The Court has listed some examples — bride burning out of greed, causing large-scale deaths among innocent civilians, offences involving cruelty, for instance — to argue that the enormity of the crime should also be borne in mind by the President or the Governor while disposing of mercy petitions. This is extraordinary because the set of circumstances appears to be those on which courts normally justify the awarding of the death penalty, that is, what the trial court or the appellate courts would use by way of reasoning to bring cases before them under the purview of “rarest of rare cases.” Surely, these cannot be the same norms for deciding whether or not someone deserves mercy. If the reasoning for awarding the death penalty and the arguments to decline clemency are one and the same, there is no reason for the clemency jurisdiction to exist in the Constitution at all. With this, the court appears to have devised a new category of rarest of rarest of rare cases in which the death penalty is inevitable and that there can be no mercy at all. Interestingly, the Supreme Court had in 2011 transferred to itself the petitions of the three death row convicts in the Rajiv Gandhi assassination case by citing the fact that the same question of law — whether prolonged delay in disposal of a mercy petition is sufficient to commute a death sentence — is involved. At first sight, it may appear that the Bhullar case verdict has sealed their fate as this question is no more relevant to cases involving terrorism. However, it should be recalled that in the final verdict in the Rajiv case, the Supreme Court, in an intriguing ruling, held that the killing of Rajiv Gandhi was not a “terrorist act,” that it was an act of vengeance by the Liberation Tigers of Tamil Eelam. The entire case was taken out of the purview of the infamous TADA Act, under which it was tried, and guilt or innocence determined under ordinary criminal law. The four associates of Veerappan also on the death row may have nothing to look forward to, as their conviction is under TADA.

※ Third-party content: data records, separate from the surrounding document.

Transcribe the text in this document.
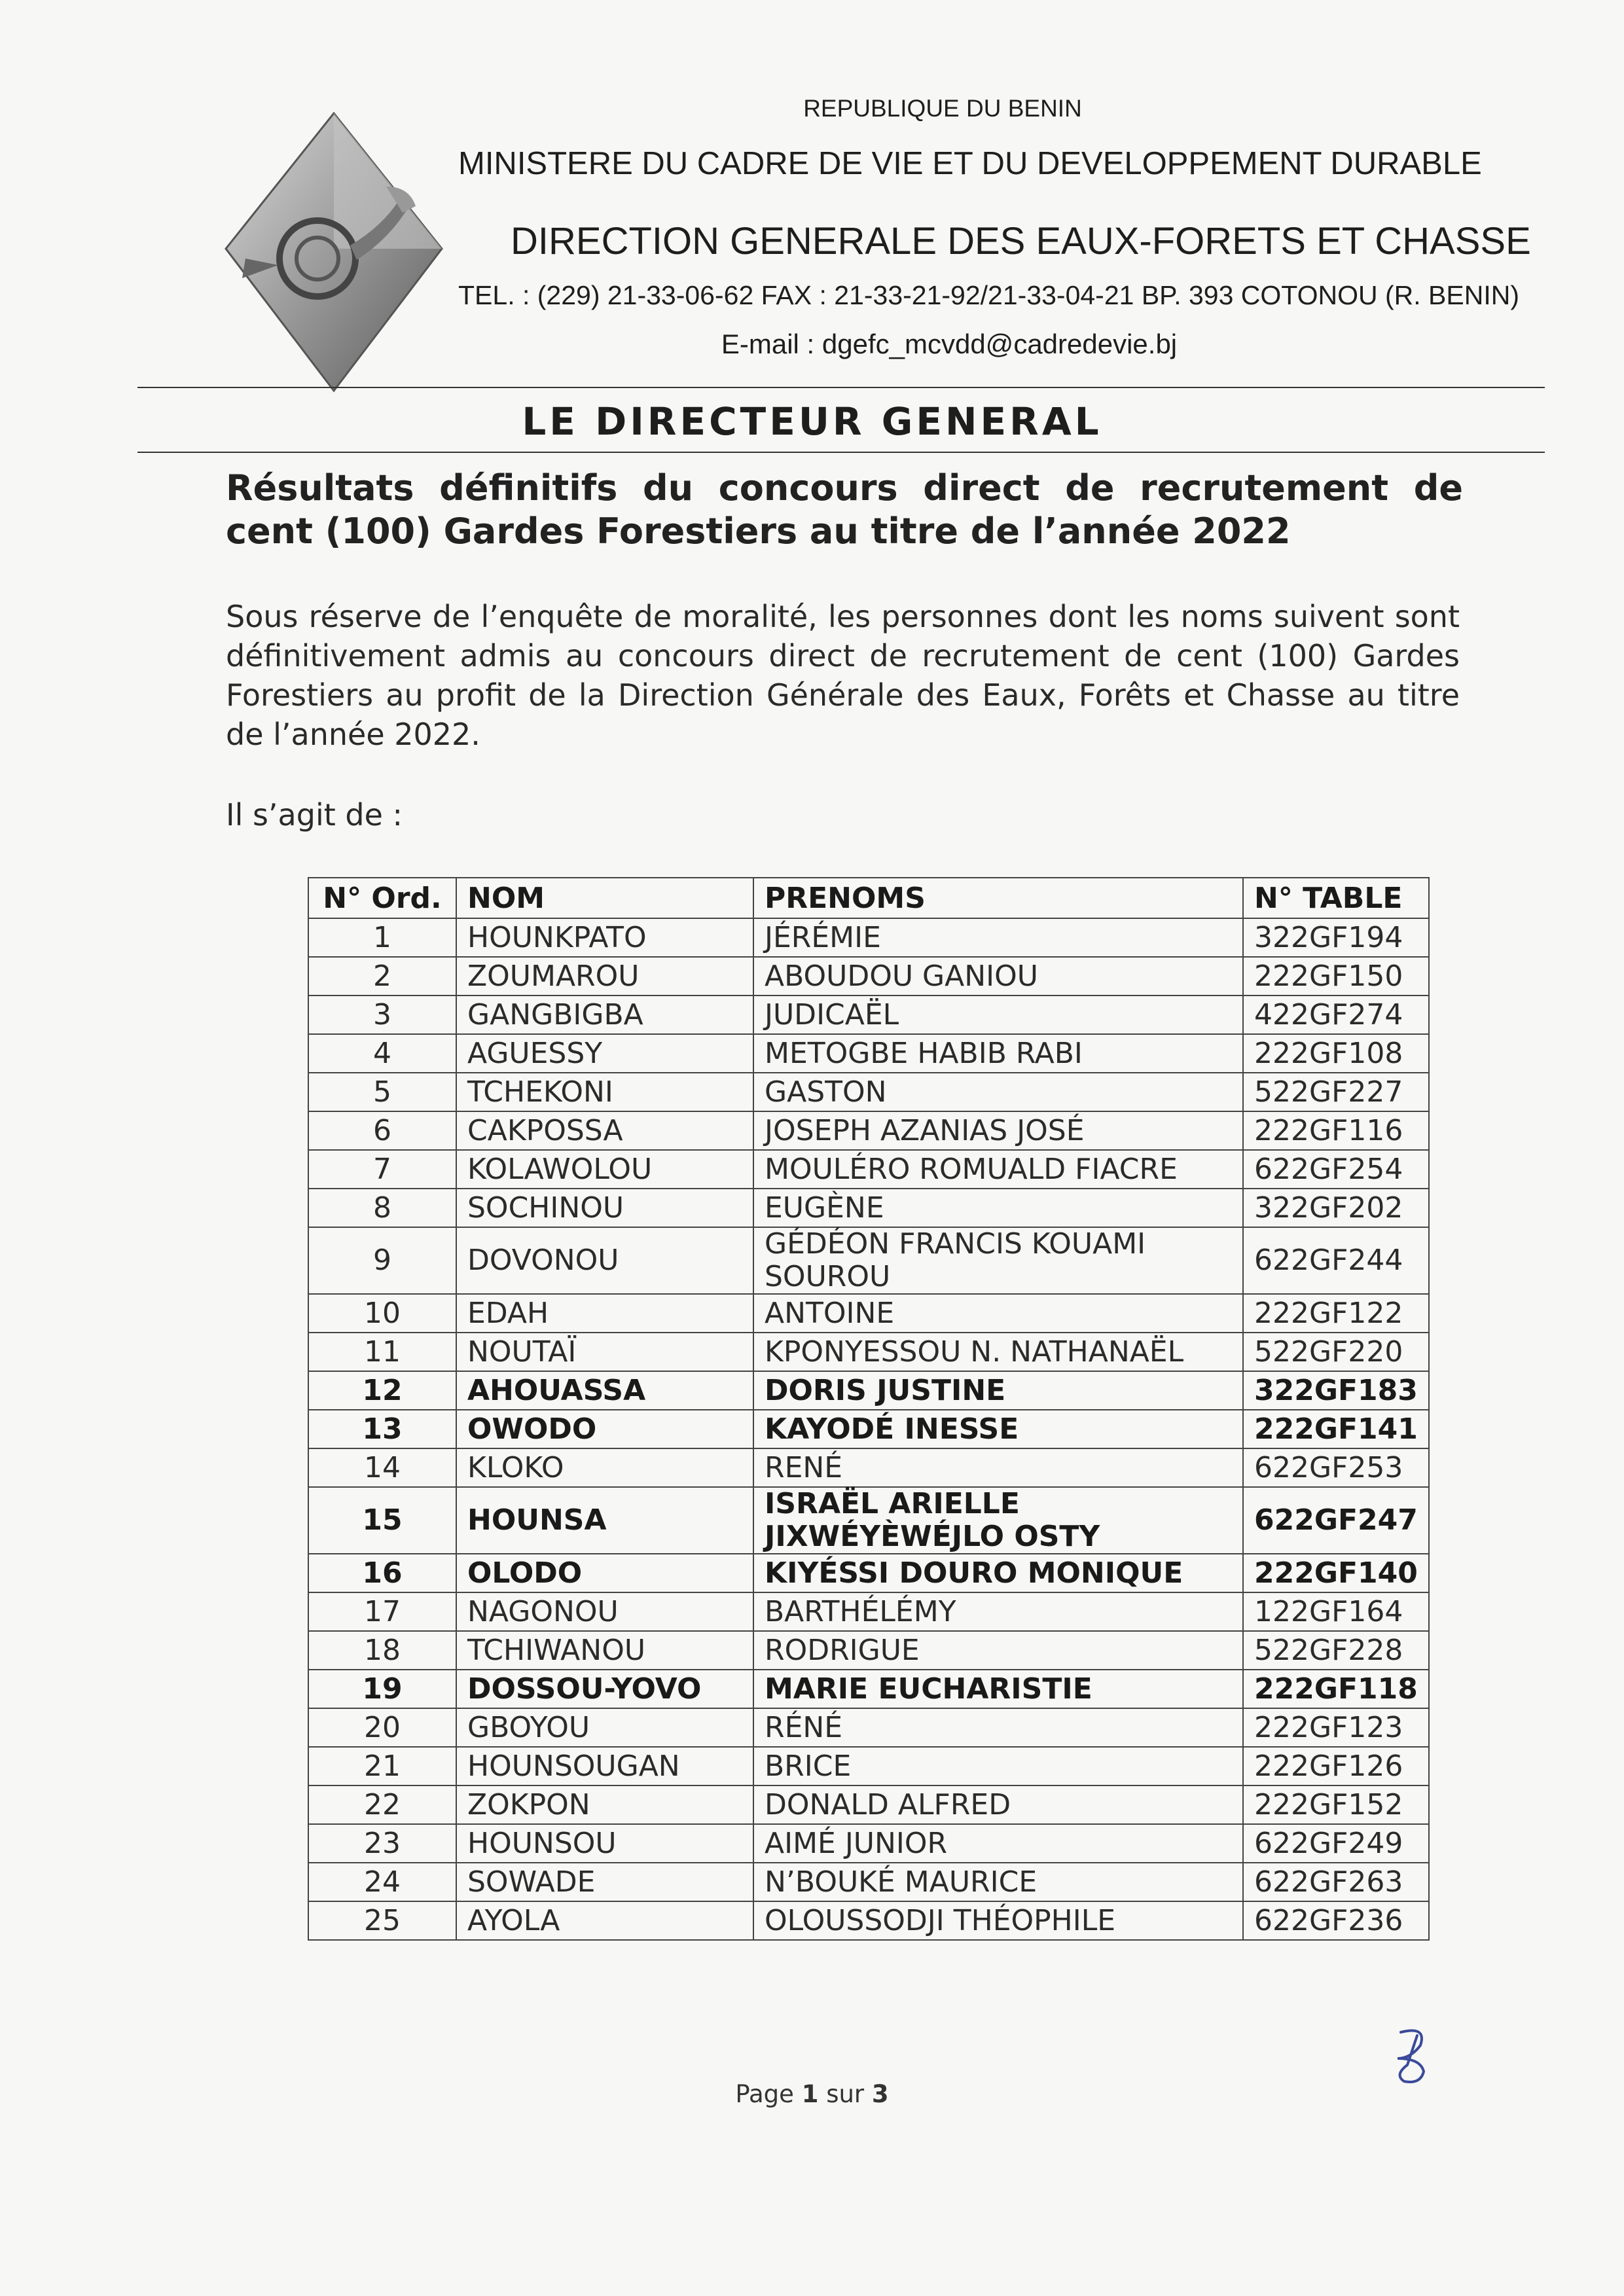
REPUBLIQUE DU BENIN
MINISTERE DU CADRE DE VIE ET DU DEVELOPPEMENT DURABLE
DIRECTION GENERALE DES EAUX-FORETS ET CHASSE
TEL. : (229) 21-33-06-62 FAX : 21-33-21-92/21-33-04-21 BP. 393 COTONOU (R. BENIN)
E-mail : dgefc_mcvdd@cadredevie.bj
LE DIRECTEUR GENERAL
Résultats définitifs du concours direct de recrutement de cent (100) Gardes Forestiers au titre de l’année 2022
Sous réserve de l’enquête de moralité, les personnes dont les noms suivent sont définitivement admis au concours direct de recrutement de cent (100) Gardes Forestiers au profit de la Direction Générale des Eaux, Forêts et Chasse au titre de l’année 2022.
Il s’agit de :
N° Ord.	NOM	PRENOMS	N° TABLE
1	HOUNKPATO	JÉRÉMIE	322GF194
2	ZOUMAROU	ABOUDOU GANIOU	222GF150
3	GANGBIGBA	JUDICAËL	422GF274
4	AGUESSY	METOGBE HABIB RABI	222GF108
5	TCHEKONI	GASTON	522GF227
6	CAKPOSSA	JOSEPH AZANIAS JOSÉ	222GF116
7	KOLAWOLOU	MOULÉRO ROMUALD FIACRE	622GF254
8	SOCHINOU	EUGÈNE	322GF202
9	DOVONOU	GÉDÉON FRANCIS KOUAMI SOUROU	622GF244
10	EDAH	ANTOINE	222GF122
11	NOUTAÏ	KPONYESSOU N. NATHANAËL	522GF220
12	AHOUASSA	DORIS JUSTINE	322GF183
13	OWODO	KAYODÉ INESSE	222GF141
14	KLOKO	RENÉ	622GF253
15	HOUNSA	ISRAËL ARIELLE JIXWÉYÈWÉJLO OSTY	622GF247
16	OLODO	KIYÉSSI DOURO MONIQUE	222GF140
17	NAGONOU	BARTHÉLÉMY	122GF164
18	TCHIWANOU	RODRIGUE	522GF228
19	DOSSOU-YOVO	MARIE EUCHARISTIE	222GF118
20	GBOYOU	RÉNÉ	222GF123
21	HOUNSOUGAN	BRICE	222GF126
22	ZOKPON	DONALD ALFRED	222GF152
23	HOUNSOU	AIMÉ JUNIOR	622GF249
24	SOWADE	N’BOUKÉ MAURICE	622GF263
25	AYOLA	OLOUSSODJI THÉOPHILE	622GF236
Page 1 sur 3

The Court has also rejected documents that sought to show that Bhullar’s mental condition is deteriorating in prison. His wife says his mental condition is unstable as he has to be hand-fed and that he fails to bathe for days unless he is reminded to do so. However, the court says the documents cannot be relied upon to record a finding that his mental health has deteriorated to such an extent that his death sentence cannot be executed.
The apex Court has in the past rendered verdicts that helped check the misuse of anti-terror laws aimed at giving teeth to the fight against terrorism. Similarly, in the absence of any credible attempt to abolish the death penalty, it should have attempted to reduce the space for carrying out death sentences by imposing stringent norms on disposal of mercy petitions. And perhaps it could have recognised that prolonged stay under the shadow of death could have serious mental consequences. Instead, the Bhullar case has given a free hand to the executive to decide the timing of executions. It has stuck to the theory that the death penalty alone will slake the public thirst for retributive justice in some cases. Ultimately, the executive will have its way, not only on whether it will be mortality or mercy for someone, but also when.